CONVERSION_EXPONENTIAL

public static final int CONVERSION_EXPONENTIAL
See Also:
Constant Field Values

TAGS_CONVERSION

public static final Tag[] TAGS_CONVERSION

m_conversionType

protected int m_conversionType
The method of converting, by default laplacian

Constructor Detail

AffineMetric

public AffineMetric()
A default constructor that assigns the name of this distance

Method Detail

isDataDependent

public boolean isDataDependent()
A metric can be data-dependent (e.g. vector space for IDF)


distance

public double distance(java.lang.String string1,
                       java.lang.String string2)
                throws java.lang.Exception
Obtain the distance between two strings

Specified by:
distance in class StringMetric
Parameters:
string1 - first string
string2 - second string
Throws:
java.lang.Exception

isDistanceBased

public boolean isDistanceBased()
The computation of a metric can be either based on distance, or on similarity

Specified by:
isDistanceBased in class StringMetric

similarity

public double similarity(java.lang.String string1,
                         java.lang.String string2)
                  throws java.lang.Exception
Returns a similarity estimate between two strings. Similarity is obtained by inverting the distance value using one of three methods: CONVERSION_LAPLACIAN, CONVERSION_EXPONENTIAL, CONVERSION_UNIT.

Specified by:
similarity in class StringMetric
Parameters:
string1 - First string.
string2 - Second string.
Throws:
java.lang.Exception - if similarity could not be estimated.

setMatchCost

public void setMatchCost(double matchCost)
Set the match cost

Parameters:
matchCost - the cost of finding a matching pair of characters

getMatchCost

public double getMatchCost()
Get the match cost


setSubCost

public void setSubCost(double subCost)
Set the substitution cost

Parameters:
subCost - the cost of substituting one character for another

getSubCost

public double getSubCost()
Get the substitution cost


setGapStartCost

public void setGapStartCost(double gapStartCost)
Set the gap opening cost

Parameters:
gapStartCost - the cost of opening a gap

getGapStartCost

public double getGapStartCost()
Get the gap opening cost


setGapExtendCost

public void setGapExtendCost(double gapExtendCost)
Set the gap extension cost

Parameters:
gapExtendCost - the cost of extending a gap

getGapExtendCost

public double getGapExtendCost()
Get the gap extension cost


setNormalized

public void setNormalized(boolean normalized)
Set the distance to be normalized by the sum of the string's lengths

Parameters:
normalized - if true, distance is normalized by the sum of string's lengths

getNormalized

public boolean getNormalized()
Get whether the distance is normalized by the sum of the string's lengths

Returns:
if true, distance is normalized by the sum of string's lengths

clone

public java.lang.Object clone()
Create a copy of this metric

Specified by:
clone in class StringMetric
Returns:
another AffineMetric with the same exact parameters as this metric

getOptions

public java.lang.String[] getOptions()
Gets the current settings of WeightedDotP.

Specified by:
getOptions in interface OptionHandler
Returns:
an array of strings suitable for passing to setOptions()

setOptions

public void setOptions(java.lang.String[] options)
                throws java.lang.Exception
Parses a given list of options.
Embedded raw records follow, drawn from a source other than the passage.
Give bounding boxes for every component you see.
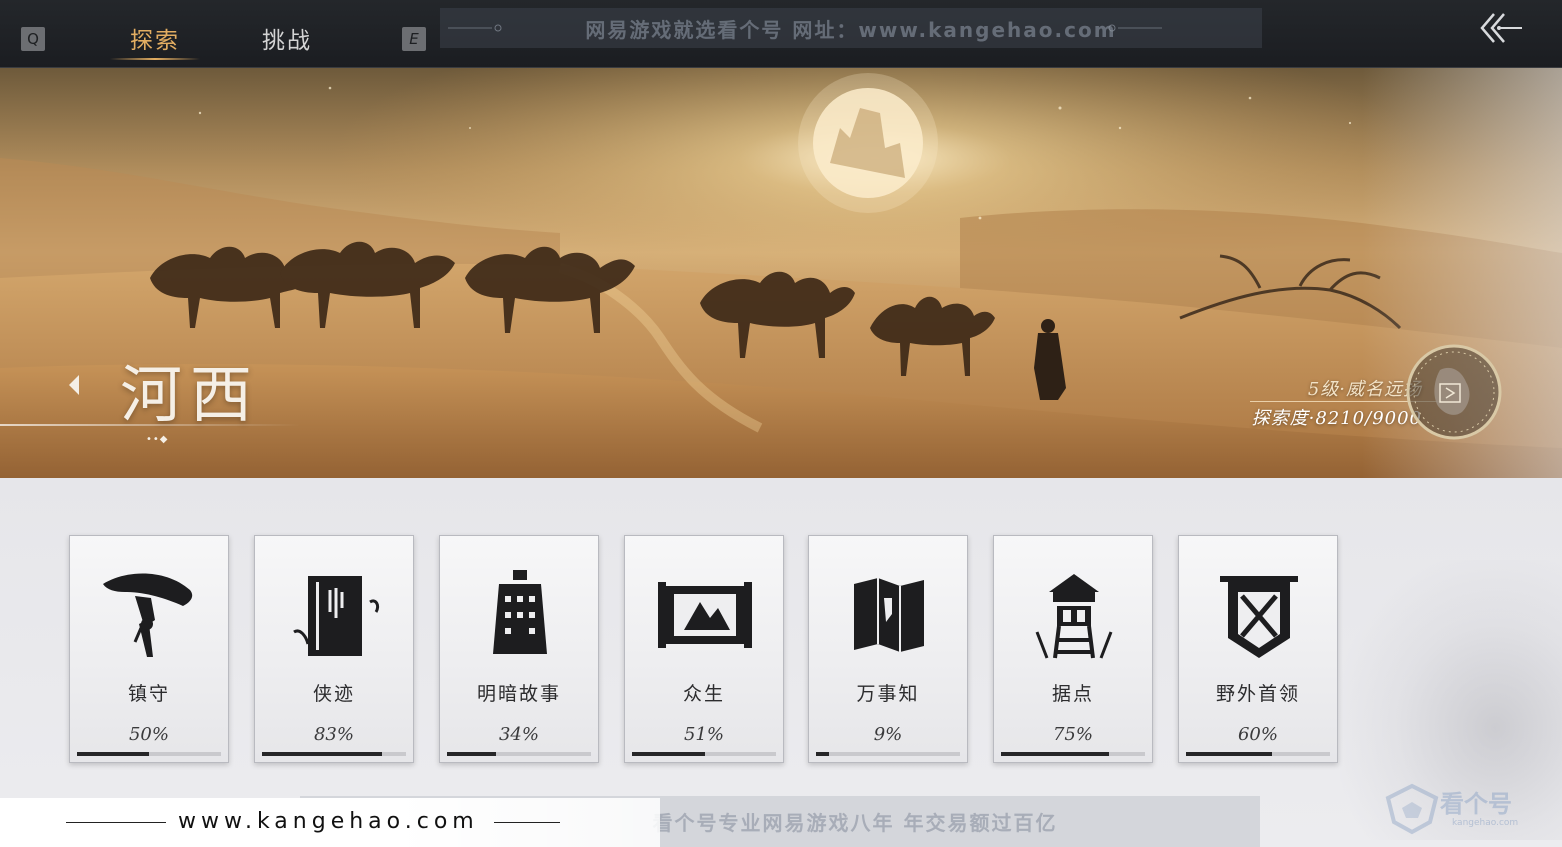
card-percent: 75%: [1052, 724, 1093, 745]
category-card-field-bosses[interactable]: 野外首领 60%: [1178, 535, 1338, 763]
card-progress-bar: [262, 752, 406, 756]
card-progress-bar: [1001, 752, 1145, 756]
watermark-logo-text: 看个号: [1440, 790, 1512, 818]
url-line-left: [66, 822, 166, 823]
bottom-url-text: www.kangehao.com: [178, 809, 479, 834]
region-title: 河西: [120, 358, 261, 431]
ornament-right-icon: [1108, 24, 1162, 32]
card-progress-fill: [447, 752, 496, 756]
tab-challenge[interactable]: 挑战: [245, 20, 329, 56]
bamboo-hat-icon: [103, 573, 193, 657]
region-prev-button[interactable]: [66, 373, 82, 397]
top-watermark-text: 网易游戏就选看个号 网址：www.kangehao.com: [585, 17, 1117, 42]
card-percent: 60%: [1237, 724, 1278, 745]
ornament-left-icon: [448, 24, 502, 32]
key-hint-q[interactable]: Q: [21, 27, 45, 51]
card-label: 侠迹: [312, 683, 355, 705]
card-progress-fill: [816, 752, 829, 756]
double-chevron-left-icon: [1480, 13, 1522, 43]
bamboo-scroll-icon: [293, 576, 380, 656]
top-bar: Q 探索 挑战 E 网易游戏就选看个号 网址：www.kangehao.com: [0, 0, 1562, 68]
category-card-stories[interactable]: 明暗故事 34%: [439, 535, 599, 763]
bell-icon: [493, 570, 547, 654]
category-card-all-beings[interactable]: 众生 51%: [624, 535, 784, 763]
tab-explore[interactable]: 探索: [110, 20, 200, 60]
category-card-strongholds[interactable]: 据点 75%: [993, 535, 1153, 763]
key-hint-e[interactable]: E: [402, 27, 426, 51]
card-label: 据点: [1051, 683, 1094, 705]
region-title-underline: [0, 424, 300, 426]
card-percent: 83%: [313, 724, 354, 745]
card-percent: 50%: [128, 724, 169, 745]
crossed-swords-banner-icon: [1220, 576, 1298, 658]
category-card-hero-traces[interactable]: 侠迹 83%: [254, 535, 414, 763]
card-percent: 9%: [873, 724, 903, 745]
top-watermark-banner: 网易游戏就选看个号 网址：www.kangehao.com: [440, 8, 1262, 48]
card-label: 野外首领: [1215, 683, 1300, 705]
card-percent: 51%: [683, 724, 724, 745]
card-progress-fill: [262, 752, 382, 756]
region-exploration-progress: 探索度·8210/9000: [1251, 408, 1422, 429]
card-label: 明暗故事: [476, 683, 561, 705]
card-progress-bar: [632, 752, 776, 756]
card-progress-bar: [77, 752, 221, 756]
card-progress-fill: [77, 752, 149, 756]
card-progress-bar: [1186, 752, 1330, 756]
painting-scroll-icon: [658, 582, 752, 648]
region-page-dots[interactable]: ••◆: [146, 434, 169, 445]
category-card-knowledge[interactable]: 万事知 9%: [808, 535, 968, 763]
card-progress-fill: [1186, 752, 1273, 756]
triangle-left-icon: [69, 375, 79, 395]
card-progress-bar: [447, 752, 591, 756]
region-map-button[interactable]: [1404, 342, 1504, 442]
back-button[interactable]: [1476, 10, 1526, 46]
card-progress-bar: [816, 752, 960, 756]
card-label: 众生: [682, 683, 725, 705]
region-map-icon: [1406, 344, 1502, 440]
card-label: 万事知: [856, 683, 920, 705]
watermark-logo-subtext: kangehao.com: [1452, 818, 1519, 828]
card-percent: 34%: [498, 724, 539, 745]
card-progress-fill: [632, 752, 706, 756]
folded-map-icon: [854, 578, 924, 652]
url-line-right: [494, 822, 560, 823]
card-label: 镇守: [127, 683, 170, 705]
region-hero-banner: 河西 ••◆ 5级·威名远扬 探索度·8210/9000: [0, 68, 1562, 478]
card-progress-fill: [1001, 752, 1109, 756]
category-card-guard[interactable]: 镇守 50%: [69, 535, 229, 763]
bottom-watermark-text: 看个号专业网易游戏八年 年交易额过百亿: [652, 811, 1058, 835]
watchtower-icon: [1035, 574, 1113, 659]
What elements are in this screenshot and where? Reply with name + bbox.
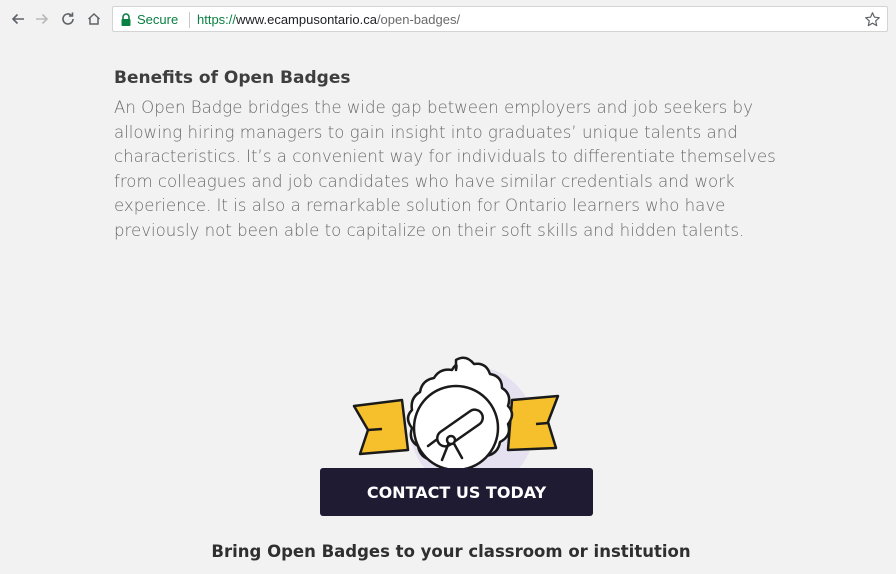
page-content: Benefits of Open Badges An Open Badge br…	[6, 38, 896, 574]
url-host: www.ecampusontario.ca	[236, 12, 377, 27]
address-bar[interactable]: Secure https://www.ecampusontario.ca/ope…	[112, 6, 888, 32]
url-text[interactable]: https://www.ecampusontario.ca/open-badge…	[197, 12, 460, 27]
section-body: An Open Badge bridges the wide gap betwe…	[114, 98, 776, 240]
lock-icon	[121, 13, 131, 26]
contact-us-button[interactable]: CONTACT US TODAY	[320, 468, 593, 516]
secure-label: Secure	[137, 12, 179, 27]
forward-arrow-icon[interactable]	[32, 9, 52, 29]
section-heading: Benefits of Open Badges	[114, 68, 351, 88]
home-icon[interactable]	[84, 9, 104, 29]
cta-subheading: Bring Open Badges to your classroom or i…	[211, 542, 691, 561]
back-arrow-icon[interactable]	[8, 9, 28, 29]
url-path: /open-badges/	[376, 12, 461, 27]
url-scheme: https://	[197, 12, 237, 27]
star-icon[interactable]	[864, 11, 881, 28]
browser-toolbar: Secure https://www.ecampusontario.ca/ope…	[0, 0, 896, 38]
reload-icon[interactable]	[58, 9, 78, 29]
address-separator	[189, 12, 190, 28]
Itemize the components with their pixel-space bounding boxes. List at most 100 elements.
Valid options are:

-N normalize by length -m matchCost -s subCost -g gapStartCost -e gapExtendCost

Specified by:
setOptions in interface OptionHandler
Parameters:
options - the list of options as an array of strings
Throws:
java.lang.Exception - if an option is not supported

listOptions

public java.util.Enumeration listOptions()
Returns an enumeration describing the available options.

Specified by:
listOptions in interface OptionHandler
Returns:
an enumeration of all the available options.